La BCE a toujours voulu que le FESF ait un rôle important et plus de ressources et plus de flexibilité que prévu au départ. La BCE a déjà fait beaucoup dans cette phase de crise en utilisant les instruments à sa disposition dès mai 2010 et en août dernier et continue à intervenir. L'accord voulait que ces interventions soient remplacées par un FESF plus significatif et plus opérationnel.

L'idée de demander de nouveau l'implication de la BCE car le FESF n'est pas assez grand change les termes du problème. Le président de la BCE, Mario Draghi l'a dit clairement : il y a un retard dans la mise en œuvre des engagements pris par les gouvernements et répétés solennellement le 26 octobre dernier.
Nous verrons si une solution définitive sera trouvée d'ici la fin de cette année.

Que pensez-vous de l'idée de mettre ensemble les réserves européennes au sein du Fonds monétaire international (FMI) pour renforcer le FESF ?

Ce sont des idées d'ingénierie financière qui ne sont pas encore abouties. L'Europe a en fait déjà beaucoup contribué à l'augmentation des ressources du FMI. Si le FMI aide des pays comme la Grèce, le Portugal ou l'Irlande c'est aussi car la majeure partie du triplement des ressources du FMI décidé au Sommet du G20 de Londres (à hauteur de 500 millions de dollars) a été versée par l'Europe. Cette mutualisation des réserves au FMI n'a pas été analysée dans toutes ses implications, il y a notamment des problèmes juridiques concernant la propriété de ces réserves, des DTS, qui doivent être approfondis.

Des "eurobonds" sont-ils une bonne idée ?

Les "eurobonds" ont fait l'objet d'une certaine confusion par le passé. Cela recouvre des réalités différentes. Ceux qui ne sont pas acceptables pour nos amis allemands sont les eurobonds qui transformeraient la dette des Etats-membres en une dette de l'Union européenne, c'est-à-dire une communautarisation de la dette. Une mutualisation de la dette n'est pas une bonne idée à l'heure actuelle.
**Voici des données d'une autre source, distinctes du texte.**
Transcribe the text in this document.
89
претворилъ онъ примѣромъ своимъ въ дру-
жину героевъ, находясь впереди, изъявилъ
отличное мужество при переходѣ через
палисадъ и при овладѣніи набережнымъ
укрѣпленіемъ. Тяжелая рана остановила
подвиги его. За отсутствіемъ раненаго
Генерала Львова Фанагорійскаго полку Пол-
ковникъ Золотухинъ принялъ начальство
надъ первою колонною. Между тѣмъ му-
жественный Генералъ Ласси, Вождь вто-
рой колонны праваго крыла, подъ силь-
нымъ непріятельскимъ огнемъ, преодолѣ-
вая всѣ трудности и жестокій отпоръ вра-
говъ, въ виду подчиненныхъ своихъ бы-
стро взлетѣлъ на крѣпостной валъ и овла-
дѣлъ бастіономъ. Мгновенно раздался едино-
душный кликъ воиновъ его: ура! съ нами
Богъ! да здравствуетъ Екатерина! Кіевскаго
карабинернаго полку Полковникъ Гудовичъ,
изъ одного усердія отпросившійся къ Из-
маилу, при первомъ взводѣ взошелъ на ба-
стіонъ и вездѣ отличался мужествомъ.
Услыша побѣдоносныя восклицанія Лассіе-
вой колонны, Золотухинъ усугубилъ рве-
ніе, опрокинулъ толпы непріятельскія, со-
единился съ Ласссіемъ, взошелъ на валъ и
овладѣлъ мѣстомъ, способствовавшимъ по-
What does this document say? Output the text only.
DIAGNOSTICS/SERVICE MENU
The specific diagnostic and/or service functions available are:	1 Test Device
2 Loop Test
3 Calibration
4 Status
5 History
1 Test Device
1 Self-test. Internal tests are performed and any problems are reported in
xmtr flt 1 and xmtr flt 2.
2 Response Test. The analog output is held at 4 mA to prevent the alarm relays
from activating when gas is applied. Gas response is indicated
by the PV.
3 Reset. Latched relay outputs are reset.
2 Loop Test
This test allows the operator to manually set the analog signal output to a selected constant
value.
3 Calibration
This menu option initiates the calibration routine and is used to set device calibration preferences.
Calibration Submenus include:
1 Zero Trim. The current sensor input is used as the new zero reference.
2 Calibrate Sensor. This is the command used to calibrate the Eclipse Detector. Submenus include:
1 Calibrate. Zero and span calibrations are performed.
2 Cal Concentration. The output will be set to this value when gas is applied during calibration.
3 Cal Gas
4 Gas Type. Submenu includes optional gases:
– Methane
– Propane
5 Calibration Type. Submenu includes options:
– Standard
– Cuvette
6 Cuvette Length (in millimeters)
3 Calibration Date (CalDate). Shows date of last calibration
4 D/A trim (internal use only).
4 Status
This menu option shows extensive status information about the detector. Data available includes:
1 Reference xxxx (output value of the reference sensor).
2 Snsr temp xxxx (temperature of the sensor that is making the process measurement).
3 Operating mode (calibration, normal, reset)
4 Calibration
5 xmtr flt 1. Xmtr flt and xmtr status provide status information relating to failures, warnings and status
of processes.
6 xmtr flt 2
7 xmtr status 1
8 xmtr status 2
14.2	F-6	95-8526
Aussi il serait utile de ne pas insister sur cette solution tant que la situation de la dette souveraine européenne ne s'est pas stabilisée. En revanche l'idée d'eurobonds finançant de grands projets d'intérêt européen est envisageable. D'ailleurs Mario Monti avait lui-même lancé l'idée d'emprunts pour financer l'établissement de réseaux modernes (électricité, informatique…) européens. De tels emprunts émis au niveau européen poseraient moins de problèmes à des pays créditeurs comme l'Allemagne. De notre côté, nous ne voyons pas d'inconvénients à ces emprunts pour de tels projets européens.

Que faudrait-il faire pour retrouver le calme sur les marchés financiers ?

Il faut déclarer une sorte de trêve entre les gouvernements et les marchés. Dans la pratique il faudrait dans le cadre du G20 une rencontre entre les gouvernements et les grands établissements financiers dits systémiques ("Sifis") et leur expliquer que le processus de désendettement public ne peut avoir lieu à la vitesse attendue sur les marchés. Parallèlement les gouvernements devraient garantir aux marchés qu'ils prendront des mesures sérieuses pour réduire leur dette publique et s'y tenir dans la durée pour des résultats concrets.